PASUNDAN NEWS – DPRD Kota Bandung melalui Panitia Khusus (Pansus) 8 tengah membahas Rancangan Peraturan Daerah (Raperda) tentang Fasilitasi Penyelenggaraan Pesantren. Pembahasan ini dimulai dengan ekspose bersama tim penyusun naskah akademik untuk mengkaji latar belakang historis serta urgensi regulasi tersebut.

Ketua Pansus 8, Aa Abdul Rozak, S.Pd.I., M.Ag., menyampaikan bahwa perda ini diperlukan untuk memberikan rekognisi terhadap pesantren sebagai lembaga pendidikan yang berperan besar dalam sejarah bangsa Indonesia.

“Pesantren merupakan lembaga pendidikan tertua di Indonesia. Banyak tokoh penting, termasuk ulama, politisi, birokrat, dan pengusaha, yang berasal dari lingkungan pesantren,” kata Aa di Bandung, baru-baru ini.

Aa menambahkan, selain pengakuan, perda ini juga bertujuan memberikan afirmasi, berupa dukungan dan fasilitas dari pemerintah. Menurutnya, selama ini bantuan terhadap pesantren hanya terbatas pada bansos dan hibah dari Bagian Kesejahteraan Rakyat (Kesra).
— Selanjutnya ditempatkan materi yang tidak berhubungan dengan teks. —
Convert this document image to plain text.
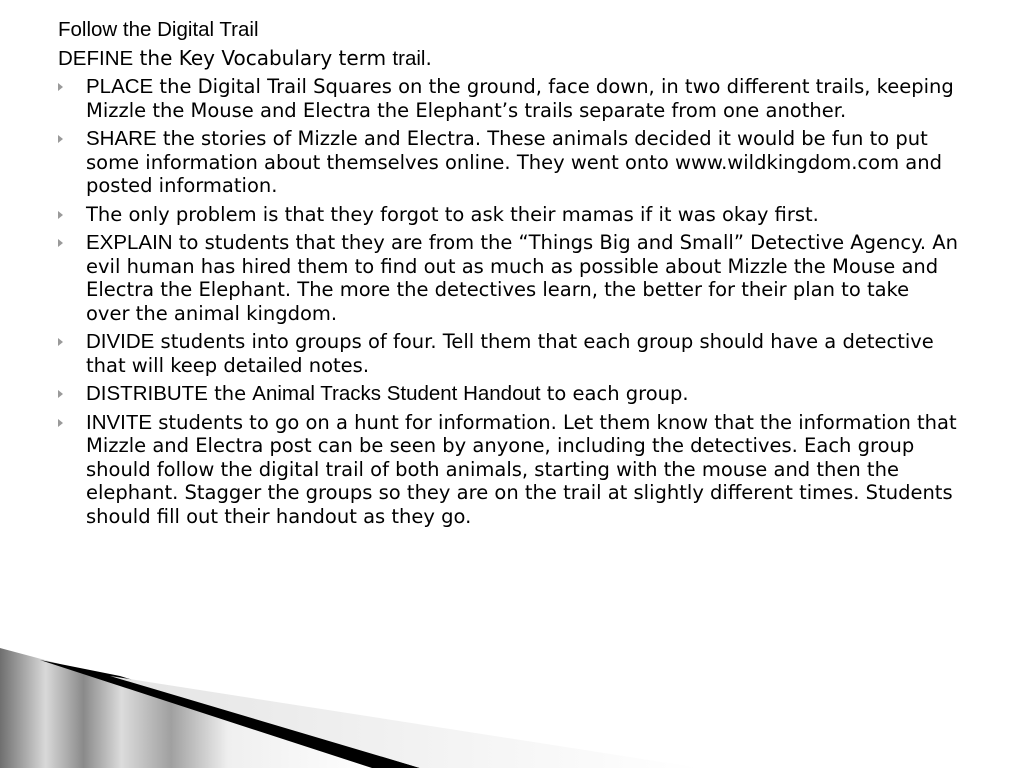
Follow the Digital Trail

DEFINE the Key Vocabulary term trail.

PLACE the Digital Trail Squares on the ground, face down, in two different trails, keeping Mizzle the Mouse and Electra the Elephant’s trails separate from one another.
SHARE the stories of Mizzle and Electra. These animals decided it would be fun to put some information about themselves online. They went onto www.wildkingdom.com and posted information.
The only problem is that they forgot to ask their mamas if it was okay first.
EXPLAIN to students that they are from the “Things Big and Small” Detective Agency. An evil human has hired them to find out as much as possible about Mizzle the Mouse and Electra the Elephant. The more the detectives learn, the better for their plan to take over the animal kingdom.
DIVIDE students into groups of four. Tell them that each group should have a detective that will keep detailed notes.
DISTRIBUTE the Animal Tracks Student Handout to each group.
INVITE students to go on a hunt for information. Let them know that the information that Mizzle and Electra post can be seen by anyone, including the detectives. Each group should follow the digital trail of both animals, starting with the mouse and then the elephant. Stagger the groups so they are on the trail at slightly different times. Students should fill out their handout as they go.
“Dengan adanya perda, maka bantuan bisa lintas sektor. Misalnya jika pesantren membutuhkan klinik, Dinas Kesehatan bisa terlibat. Kalau butuh bangunan asrama, Dinas PUPR bisa membantu. Ini yang belum ada selama ini,” ujarnya.
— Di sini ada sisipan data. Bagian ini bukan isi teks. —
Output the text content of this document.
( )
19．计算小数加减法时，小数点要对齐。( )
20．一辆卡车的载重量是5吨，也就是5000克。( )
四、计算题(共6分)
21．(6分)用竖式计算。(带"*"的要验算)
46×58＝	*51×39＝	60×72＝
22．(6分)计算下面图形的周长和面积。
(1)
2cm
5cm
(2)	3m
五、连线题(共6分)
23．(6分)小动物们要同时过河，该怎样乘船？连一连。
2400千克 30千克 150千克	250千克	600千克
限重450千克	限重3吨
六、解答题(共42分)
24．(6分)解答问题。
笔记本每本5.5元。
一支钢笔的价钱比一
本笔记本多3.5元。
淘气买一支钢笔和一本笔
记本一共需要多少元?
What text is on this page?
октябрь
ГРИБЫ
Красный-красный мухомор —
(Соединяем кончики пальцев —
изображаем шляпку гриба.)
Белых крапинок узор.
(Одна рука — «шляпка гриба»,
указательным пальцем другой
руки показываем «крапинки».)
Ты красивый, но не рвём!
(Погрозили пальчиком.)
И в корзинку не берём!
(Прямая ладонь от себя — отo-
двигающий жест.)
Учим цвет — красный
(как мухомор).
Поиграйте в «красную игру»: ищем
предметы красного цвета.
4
Dalam proses penyusunan, Pansus telah melakukan kunjungan kerja ke Kabupaten Cirebon dan Kota Tangerang. Di Cirebon, terdapat 884 pesantren dengan berbagai tipologi. Mereka juga mempelajari regulasi Kementerian Agama, seperti ketentuan jumlah minimal santri mondok dan syarat keilmuan bagi pengajar.

Di Kota Tangerang, Pansus mempelajari pelaksanaan perda pesantren yang sudah lebih dulu diterapkan. Rencananya, studi banding juga akan dilakukan ke Jawa Tengah untuk memperkaya referensi kebijakan.

Tahap selanjutnya, Pansus akan mengundang Majelis Ulama Indonesia (MUI), forum pondok pesantren, dan perwakilan pesantren di Kota Bandung guna menyerap aspirasi dari pihak lokal.

“Kita ingin mendengar langsung masukan dari pesantren di Bandung agar regulasi ini benar-benar menjawab kebutuhan mereka,” ucap Aa.

Pansus juga menjadwalkan kunjungan lapangan ke lima pondok pesantren di Bandung, yakni Ponpes Nurul Iman (Cibaduyut), Ponpes Persis (Pajagalan), Ponpes Syamsul Ulum Muhammadiyah (Ujungberung), Ponpes Sukamiskin (Arcamanik), dan Ponpes Universal (Cibiru). Kunjungan ini bertujuan menggali nilai-nilai lokal dalam pengelolaan pesantren.

Setelah perda disahkan, pemerintah daerah akan menyusun Peraturan Wali Kota (Perwal) sebagai petunjuk pelaksanaan teknis.

“Perda ini akan menjadi dasar hukum kuat agar penyelenggaraan pesantren mendapat dukungan nyata dari pemerintah kota. Negara harus hadir untuk lembaga pendidikan seperti pesantren,” pungkasnya.